TLS certificates are used by websites communicating over encrypted, HTTPS connections. A certificate is used to sign a website’s public encryption key, which ensures that your communication with that website is private and secure: you know which site you’re talking to, and that nobody else is listening in.
The website’s certificate is itself signed for by a CA (Certificate Authority) that your browser trusts. Site owners have to renew their certificates every so often, to prove that they’re still the legitimate owners of the site’s encryption keys.
If you visit a site with an expired certificate then your browser will notice and issue a strong warning.
The US government isn’t doing anything deemed nonessential under the current shutdown, and that seems to include renewing TLS certificates. As they expire, sites are beginning to throw expired certificate warnings, and in many cases become unavailable altogether.
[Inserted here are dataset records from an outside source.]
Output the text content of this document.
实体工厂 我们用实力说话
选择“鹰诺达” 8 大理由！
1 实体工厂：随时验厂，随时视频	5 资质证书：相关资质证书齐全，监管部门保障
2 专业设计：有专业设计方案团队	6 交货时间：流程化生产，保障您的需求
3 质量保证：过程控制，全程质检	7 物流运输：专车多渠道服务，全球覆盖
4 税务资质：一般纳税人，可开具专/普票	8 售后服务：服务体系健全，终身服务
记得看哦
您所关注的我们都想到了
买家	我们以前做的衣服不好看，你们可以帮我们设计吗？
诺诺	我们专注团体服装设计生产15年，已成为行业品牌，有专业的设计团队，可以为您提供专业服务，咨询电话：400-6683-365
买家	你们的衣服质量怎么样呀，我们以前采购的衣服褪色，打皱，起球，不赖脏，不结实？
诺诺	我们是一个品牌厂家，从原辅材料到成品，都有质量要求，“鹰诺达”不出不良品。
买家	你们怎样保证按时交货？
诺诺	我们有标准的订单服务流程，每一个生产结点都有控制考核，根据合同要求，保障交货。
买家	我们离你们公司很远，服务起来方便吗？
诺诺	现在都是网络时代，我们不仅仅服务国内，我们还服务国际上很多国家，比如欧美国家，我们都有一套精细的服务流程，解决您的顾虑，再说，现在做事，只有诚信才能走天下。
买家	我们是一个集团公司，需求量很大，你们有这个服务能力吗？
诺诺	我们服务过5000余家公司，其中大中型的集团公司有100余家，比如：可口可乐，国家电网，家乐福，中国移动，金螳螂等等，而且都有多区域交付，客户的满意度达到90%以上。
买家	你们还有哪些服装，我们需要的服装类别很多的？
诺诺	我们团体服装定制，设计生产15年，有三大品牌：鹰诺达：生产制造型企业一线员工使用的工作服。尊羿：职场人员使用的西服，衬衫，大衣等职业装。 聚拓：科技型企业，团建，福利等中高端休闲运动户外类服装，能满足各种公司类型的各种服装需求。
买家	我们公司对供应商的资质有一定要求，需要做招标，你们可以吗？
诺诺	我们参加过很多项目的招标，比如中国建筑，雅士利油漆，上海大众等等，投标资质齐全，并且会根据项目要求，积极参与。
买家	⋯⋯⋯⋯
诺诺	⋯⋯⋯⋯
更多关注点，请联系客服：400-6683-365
One example is NASA’s rocket testing site at https://rockettest.nasa.gov, which throws what’s called an interstitial warning. This means that the certificate has expired, but the browser gives you the option to ignore the warning and visit the website anyway at your own risk. Another site taking this approach to its expired certificate is https://ecf-test.ca6.uscourts.gov, a site used by the US Court of Appeals.
Some sites don’t allow visitors to click past certificate warnings at all, thanks to their inclusion on the HSTS (HTTP Strict Transport Security) preload list. This is a list of sites, maintained by most browser vendors, that can only be visited over HTTPS and have prohibited click-throughs should their domains expire.
Many sites often include themselves on the HSTS Preload list as a failsafe. The argument is that it’s better to block visits altogether in the event of an expired certificate rather than to risk having your communications with the site being intercepted or diverted.
For example, the certificate for the Department of Justice website https://ows2.usdoj.gov expired on 5 January, meaning that it throws a certificate warning when people try to visit it. Because it includes itself on the HSTS preload list, visitors don’t get the chance to click past the warning and see the site.
How bad could things get for the US government’s web presence? It’s possible that more government site certificates will expire if things continue, but some might be set to auto-renew, meaning that their certificates are updated before they expire.
Could things get worse as government domains themselves – which also have to be renewed – expire? Perhaps, although it’s worth noting that .gov domains can only be registered by authorized departments via the US Government’s DotGov organization. This makes it far less likely that some online crook somewhere could begin buying them and impersonating government departments online.
Having said that, manipulating search results is likely to be a lot easier for attackers if government websites shut down completely. It will be easier to increase the ranking for a fake site with the same name as a government site if search engines can no longer reach the real site.
The other worry facing government website users is that they may stay available, but not be updated. While still technically accessible online, several sites have explained that they will not be maintained during the shutdown: https://www.data.gov, https://www.selectusa.gov, https://www.nist.gov, and https://www.iat.gov are among them.
The takeaway? Be wary when visiting US government sites that display a certificate error. Just because a certificate warning allows you to click through to a site doesn’t mean that you should. Better safe than sorry.